Um das Jahr 1881 begann sich das Westende der 26. Straße von New-York jenseits der sechsten Avenue auszudehnen und sich gleichzeitig, wie man es zu nennen beliebt, zu »verschönern«. Die alten Häuser machten neuen Platz. An die Stelle der unregelmäßigen Bauart früherer Jahrzehnte trat die strenge Einförmigkeit, welche die heutige Architektur verlangt.

Wer mit den baulichen Einrichtungen der größten Stadt Amerikas vertraut ist, kann sich leicht vorstellen, daß solche sogenannten Verschönerungen dem ästhetischen Sinn wenig Befriedigung bieten. Wie wünschenswert, ja notwendig die Verbesserungen sein mögen, durch welche, genau nach Winkelmaß und Lineal aufgerichtet, gleichartige Gebäude und gerade Häuserreihen entstehen – die Städte erscheinen uns doch weit malerischer im Verfall, und unsere Vorliebe für unterbrochene und gebogene Linien, für Häuser, die sich sozusagen den Eigenheiten und Seltsamkeiten ihrer Bewohner anpassen – ist eine ächt menschliche Schwäche. Einen ganz unerfreulichen Anblick aber gewährt es, wenn solch ein altes Gebäude zwischen den großen einförmigen Vierecken von Backstein und Mörtel eingezwängt ist. Man denkt dabei unwillkürlich daran, was uns in der Zukunft bevorsteht, wenn das Gleichheitsprinzip zur vollen Herrschaft gelangen wird, und Häuser sowohl als Menschen einander so ähnlich sind wie ein Ei dem andern. Jeder wird dann das Vergnügen haben, auf der Straße nur Ebenbildern von seinem eigenen teuern, langweiligen und unbedeutenden Ich zu begegnen.

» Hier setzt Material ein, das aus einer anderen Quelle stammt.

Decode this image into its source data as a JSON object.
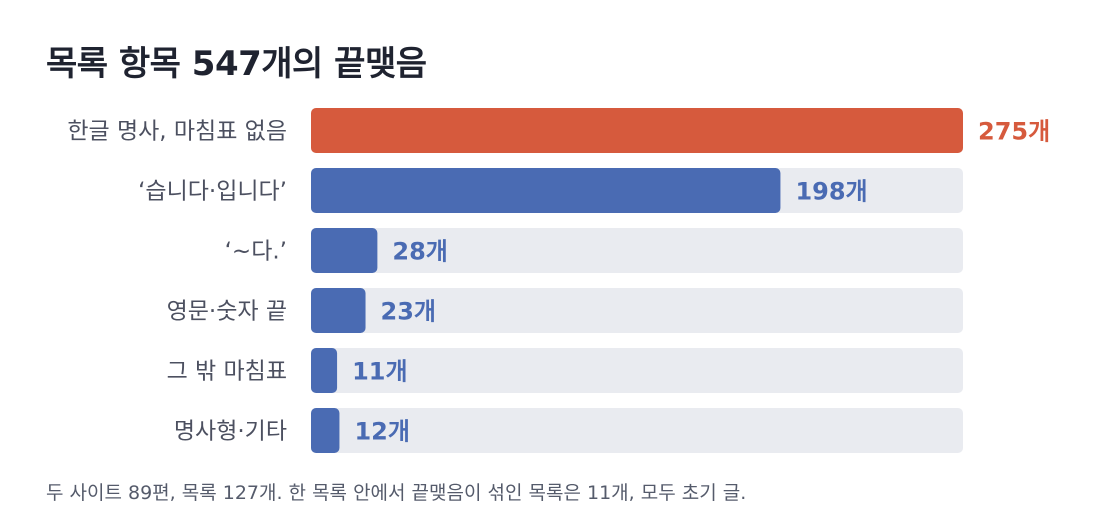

In dem ältesten und ohne Frage dem unmodernsten von allen Häusern im Westende der 26. Straße befand sich eine französische Weinhandlung. Die Franzosen, die doch in der Mode und allen Neuerungen den Ton angeben wollen, hängen in Wahrheit unter den Völkern Europas fast am zähesten an ihren nationalen Eigenheiten. Ueberall tragen sie ihr Frankreich mit sich und die französischen Einwanderer verschmelzen sich ebenso schwer mit der übrigen Bevölkerung als die Chinesen. Was sie berühren, erhält einen gallischen Anstrich und Beigeschmack. Selbst wenn sie ihrer Bewunderung für unsere sozialen Zustände Luft machen, hört man den Pariser Accent durch: ihre liberté ist total verschieden von amerikanischer Freiheit. – Wie dem auch sei, so bilden sie doch einen sehr achtbaren Teil unserer nicht eingeborenen Bürgerschaft, führen ein geregeltes, friedliches Leben, erwerben ihren redlichen Unterhalt und bringen sich selten in Ungelegenheiten, weder in ihren häuslichen noch in ihren öffentlichen Beziehungen. Sich selber sprechen zu hören – natürlich ihre eigene Sprache – und in ihrer kleinen Welt sich eine Art Abbild der heimischen Boulevards und Kaffeehäuser zu verschaffen, ist ihr höchstes Streben und im allgemeinen lassen die andern Nationen sie auch ruhig gewähren. In der Nachbarschaft der kleinen Weinhandlung hatte sich eine förmliche Kolonie von Franzosen gebildet. Jeden Nachmittag und Abend konnte man sie dort in Gruppen an den Tischen sitzen sehen, wo sie ihren Wein schlürften, Domino spielten, und nach ihrer Weise unter lebhaften Geberden debattierten und schwatzten.

Die Weinhandlung oder Restauration war ein hölzernes zweistöckiges Gebäude, das auf einer Seite an ein hohes Backsteinhaus, auf der andern an einen alten Holzhof stieß, welcher durch einen hohen Bretterzaun von der Straße geschieden und mit geschichtetem Bauholz, Spänen und allerhand Schutt und Gerümpel angefüllt war. Die Vorderseite des Hauses zierte ein altmodischer gedeckter Vorbau, nach hinten ragte ein morscher Altan in den Hof hinaus. Ueber der Reihe von Flaschen im Ladenfenster, den eingerahmten Anzeigen und Weinmarken, hingen verwelkte, staubige Festgewinde von Wintergrün, die Ueberreste des Weihnachtsausputzes; denn der Anfang unserer Geschichte fällt in die Woche zwischen Weihnachten und Neujahr. – Bei Nacht wurde die niedrige schmale Eingangsthür, deren obere Hälfte noch dazu aus Glas bestand, nur einfach mit Schloß und Riegel verwahrt; der redliche Besitzer mochte wohl glauben, daß in seiner armen Behausung für Einbrecher nichts zu holen sei. Betrat man den Laden, so befand man sich in einem kleinen Raum mit sauber tapezierten Wänden, dessen eine Seite der Ladentisch einnahm und aus dem man in ein hinteres Gebäude gelangte, wo Tische und Stühle für die Gäste standen, Flaschen auf den Brettern an den Wänden entlang und ein Bierfaß mit dem Hahn im Spunde auf einem Gestell.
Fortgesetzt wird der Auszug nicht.